# Imaginary roots

1. Oct 27, 2014

### erisedk

1. The problem statement, all variables and given/known data
If both roots of the equation ax^2 + x + c - a = 0 are imaginary and c > -1, then:

Ans: 3a < 2+4c

2. Relevant equations
Discriminant < 0 for img roots
Vieta

3. The attempt at a solution
1-4(a)(c-a)<0
4ac > 4a^2 + 1
Minimum value of 4a^2 + 1 is 1 so
4ac>1

I can't think of anything beyond this and I have no idea how to incorporate c>-1 into my equations.

2. Oct 27, 2014

### HallsofIvy

Staff Emeritus
You mean "both roots are complex" not "imaginary", don't you? It is impossible for that equation to have imaginary roots.

3. Oct 27, 2014

### PeroK

Okay, so far. What sort of inequality is that in relation to a?

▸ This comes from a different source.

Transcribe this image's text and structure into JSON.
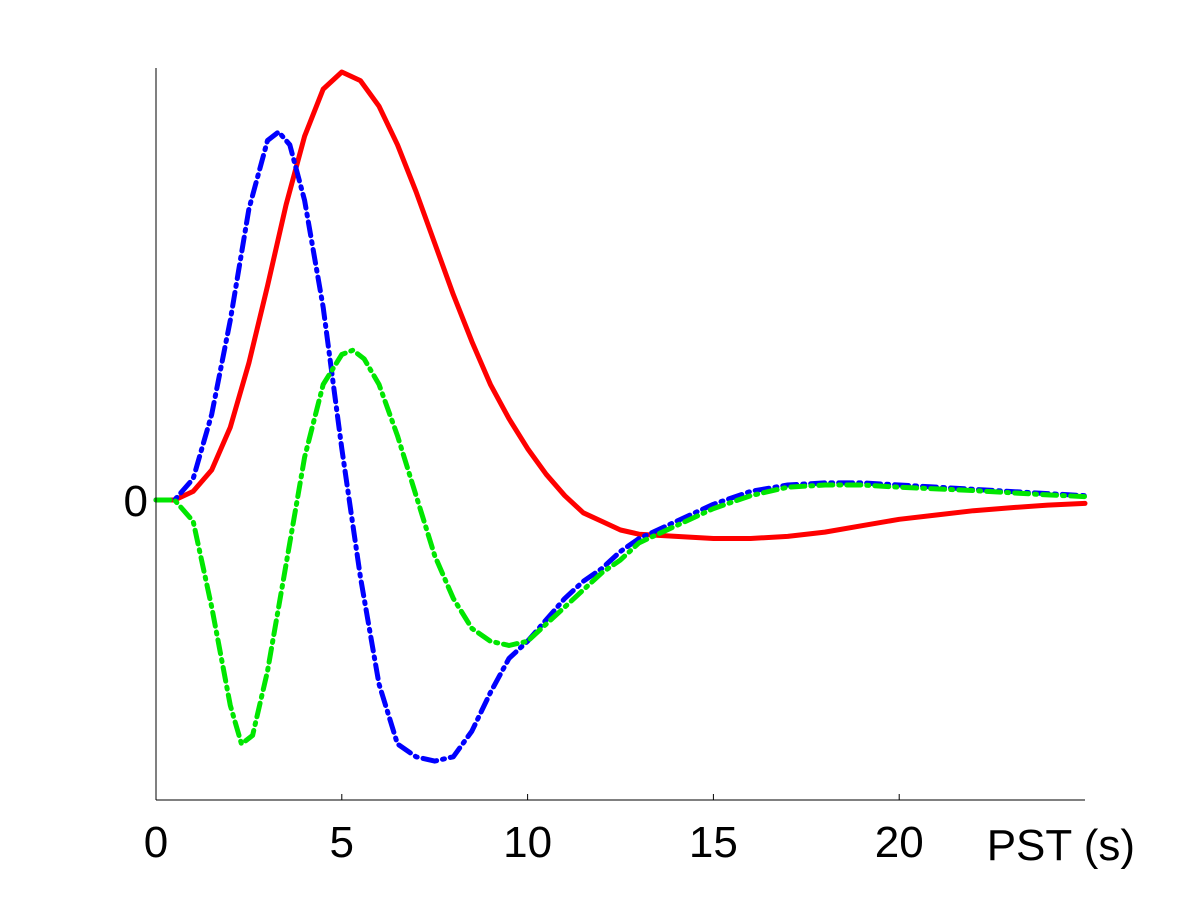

... although, I don't see how you get that answer and c > 1 would make more sense. Are you sure you've got the question right?

Last edited: Oct 27, 2014
4. Oct 27, 2014

### erisedk

Both roots are complex is the same as both roots are imaginary, I think.

The question is correct, at least should be since it's a question from a test I took yesterday.
I don't have any idea what sort of inequality that is in relation to a.

5. Oct 27, 2014

### PeroK

A complex number has real and imaginary parts. If both roots were imaginary, they would be $\pm bi$ with no real part.

Here's how I would prove the question is wrong:

Let c = 0 (which is > -1), so we have:

$ax^2 + x - a = 0$

The discriminant is $4a^2+1$ which is +ve, so this equation never has complex roots. And the condition 3a < 2 (=2 + 4c) is not relevant.

Ergo the question is wrong.

6. Oct 27, 2014

### erisedk

Wait, why is the condition 3a<2 not relevant?

7. Oct 27, 2014

### PeroK

The answer says that the equation has complex roots when 3a < 2 + 4c. In this case, when 3a < 2 (as c = 0).

But, with c = 0 the equation never has complex roots. Whether 3a < 2 or not has nothing to do with it.

As an exercise, try c = 1. You should be able to work out when the equation has complex roots and show that it not when 3a < 6

8. Oct 28, 2014

### erisedk

The equation always has complex roots for c=1.
That was neat. Thank you!